There are quite a few reports circling around the internet today regarding disruptive power efficiency claims of the Vega 64. So we decided to put this theory to the test by taking a watt meter and a trusty Vega 64 (liquid cooled edition) and running em through the paces. The test was conducted by our US Editor, Keith May and the liquid cooled Vega 64 provided to him by AMD.
Vega 64 mining power efficiency tested in our lab: Yields a very impressive ~0.20 mHash per Watt, overtakes the GTX 1070 as the mining king
Since software isn’t usually a reliable tool to measure power draw, we used a Kill A Watt meter to test the power draw from the wall. The reports we have been hearing claim a mining power efficiency of 43.5 mHash/s on 130 Watts for ETC. This is a hashing power efficiency of 0.33 mHash per watt. Considering that other publications have only managed to get a hash power efficiency of 0.13 mHash per watt (before the mining driver update) and the GTX 1070 has a rate of 0.18, this is quite the claim to make. In fact, if this claim is to be believed than the Vega 64 just jumped in efficiency by around 253% since launch day.
We tried to use identical settings to the tester (mining drivers were used): 1000MHz core at 1000mV, 1100MHz Memory, and -25 Power Limit (Update: -40% power limit). We were easily able to get the 43.5 mHash/s rate (40 mHash/s with the -40% power limit) that the tester got but our power specs were a whole different story. While HWInfo was happily reporting a power draw of ~130 Watts, the Kill-A-Watt meter told a different story. Our test bed had an idle power draw of around 138 Watts and forms the base line for our test. The power draw at load however was 386 Watts (Update: 330 Watts with the new test). This yields a delta of ~248 watts (Update: ~200 Watt), which is obviously significantly higher than what the reports claim to have achieved with the card.
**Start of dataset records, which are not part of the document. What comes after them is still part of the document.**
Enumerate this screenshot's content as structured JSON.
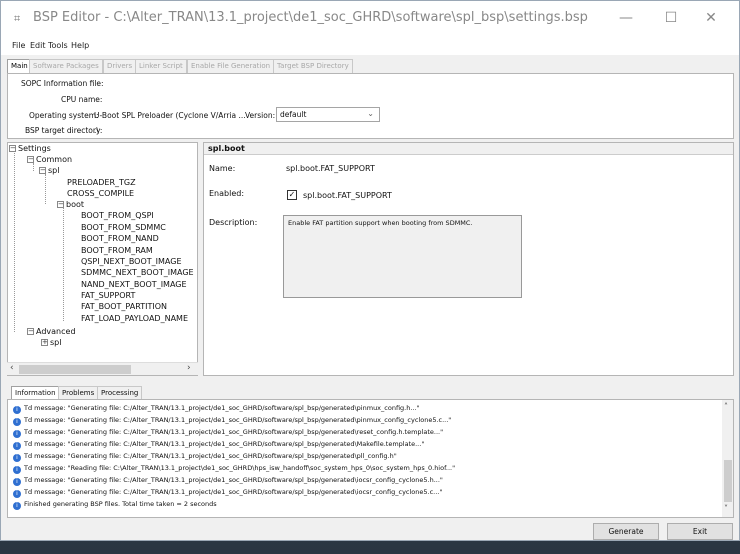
{
  "window": {
    "icon_glyph": "⌗",
    "title": "BSP Editor - C:\\Alter_TRAN\\13.1_project\\de1_soc_GHRD\\software\\spl_bsp\\settings.bsp",
    "minimize": "—",
    "maximize": "☐",
    "close": "✕"
  },
  "menu": [
    "File",
    "Edit",
    "Tools",
    "Help"
  ],
  "top_tabs": [
    "Main",
    "Software Packages",
    "Drivers",
    "Linker Script",
    "Enable File Generation",
    "Target BSP Directory"
  ],
  "info": {
    "sopc_label": "SOPC Information file:",
    "cpu_label": "CPU name:",
    "os_label": "Operating system:",
    "os_value": "U-Boot SPL Preloader (Cyclone V/Arria ...",
    "version_label": "Version:",
    "version_value": "default",
    "bsp_dir_label": "BSP target directory:",
    "bsp_dir_value": ".\\"
  },
  "tree": {
    "root": "Settings",
    "common": "Common",
    "spl": "spl",
    "preloader": "PRELOADER_TGZ",
    "cross": "CROSS_COMPILE",
    "boot": "boot",
    "boot_items": [
      "BOOT_FROM_QSPI",
      "BOOT_FROM_SDMMC",
      "BOOT_FROM_NAND",
      "BOOT_FROM_RAM",
      "QSPI_NEXT_BOOT_IMAGE",
      "SDMMC_NEXT_BOOT_IMAGE",
      "NAND_NEXT_BOOT_IMAGE",
      "FAT_SUPPORT",
      "FAT_BOOT_PARTITION",
      "FAT_LOAD_PAYLOAD_NAME"
    ],
    "advanced": "Advanced",
    "adv_spl": "spl"
  },
  "detail": {
    "header": "spl.boot",
    "name_label": "Name:",
    "name_value": "spl.boot.FAT_SUPPORT",
    "enabled_label": "Enabled:",
    "enabled_checked": true,
    "enabled_value": "spl.boot.FAT_SUPPORT",
    "description_label": "Description:",
    "description_value": "Enable FAT partition support when booting from SDMMC."
  },
  "log_tabs": [
    "Information",
    "Problems",
    "Processing"
  ],
  "log_lines": [
    "Td message: \"Generating file: C:/Alter_TRAN/13.1_project/de1_soc_GHRD/software/spl_bsp/generated\\pinmux_config.h...\"",
    "Td message: \"Generating file: C:/Alter_TRAN/13.1_project/de1_soc_GHRD/software/spl_bsp/generated\\pinmux_config_cyclone5.c...\"",
    "Td message: \"Generating file: C:/Alter_TRAN/13.1_project/de1_soc_GHRD/software/spl_bsp/generated\\reset_config.h.template...\"",
    "Td message: \"Generating file: C:/Alter_TRAN/13.1_project/de1_soc_GHRD/software/spl_bsp/generated\\Makefile.template...\"",
    "Td message: \"Generating file: C:/Alter_TRAN/13.1_project/de1_soc_GHRD/software/spl_bsp/generated\\pll_config.h\"",
    "Td message: \"Reading file: C:\\Alter_TRAN\\13.1_project\\de1_soc_GHRD\\hps_isw_handoff\\soc_system_hps_0\\soc_system_hps_0.hiof...\"",
    "Td message: \"Generating file: C:/Alter_TRAN/13.1_project/de1_soc_GHRD/software/spl_bsp/generated\\iocsr_config_cyclone5.h...\"",
    "Td message: \"Generating file: C:/Alter_TRAN/13.1_project/de1_soc_GHRD/software/spl_bsp/generated\\iocsr_config_cyclone5.c...\"",
    "Finished generating BSP files. Total time taken = 2 seconds"
  ],
  "buttons": {
    "generate": "Generate",
    "exit": "Exit"
  },
  "colors": {
    "info_icon": "#2f6fd1",
    "window_bg": "#f0f0f0"
  }
}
This delta of 248 Watts can be allocated almost entirely to the GPU. Remember, the idle power rating we noted earlier includes the CPU Idle power as well as the AIO pump power draw and since both figures will not significantly change during load (CPU remains Idle and pump power delta between light load and heavy load should be in single digits) most of this power draw is due to the graphics card. This means you are looking at a mining hash power efficiency of roughly 0.175 mHash per Watt (plus minus 0.05 mHash per watt). You can probably pump these numbers even more with a bit of tweaking and using customized mining rigs, but we don’t see how you can go from here to 0.33 mHash per watts unless you are using a proprietary miner from one of the mining companies – in which case your hash rate will increase instead of the power draw going down.
This is much much more impressive than the 0.13 mHash per Watt the Vega 64 started with but not as excessive a claim as 0.33 mHash per Watt. While I have no doubt that the pros over at the mining companies are able to achieve significantly higher power efficiency by using custom code (I have heard reports of hash rates approaching 63.5 mHash/s), claims of such huge mining power efficiencies should be taken with a grain of salt when talking about mainstream miners and the average consumer. That said, in real world applications this is a very good hash rate and according to the rates charged by mining providers out there, it is easy to see why (mining) demand will not let the card dip below the $699 price point any time soon.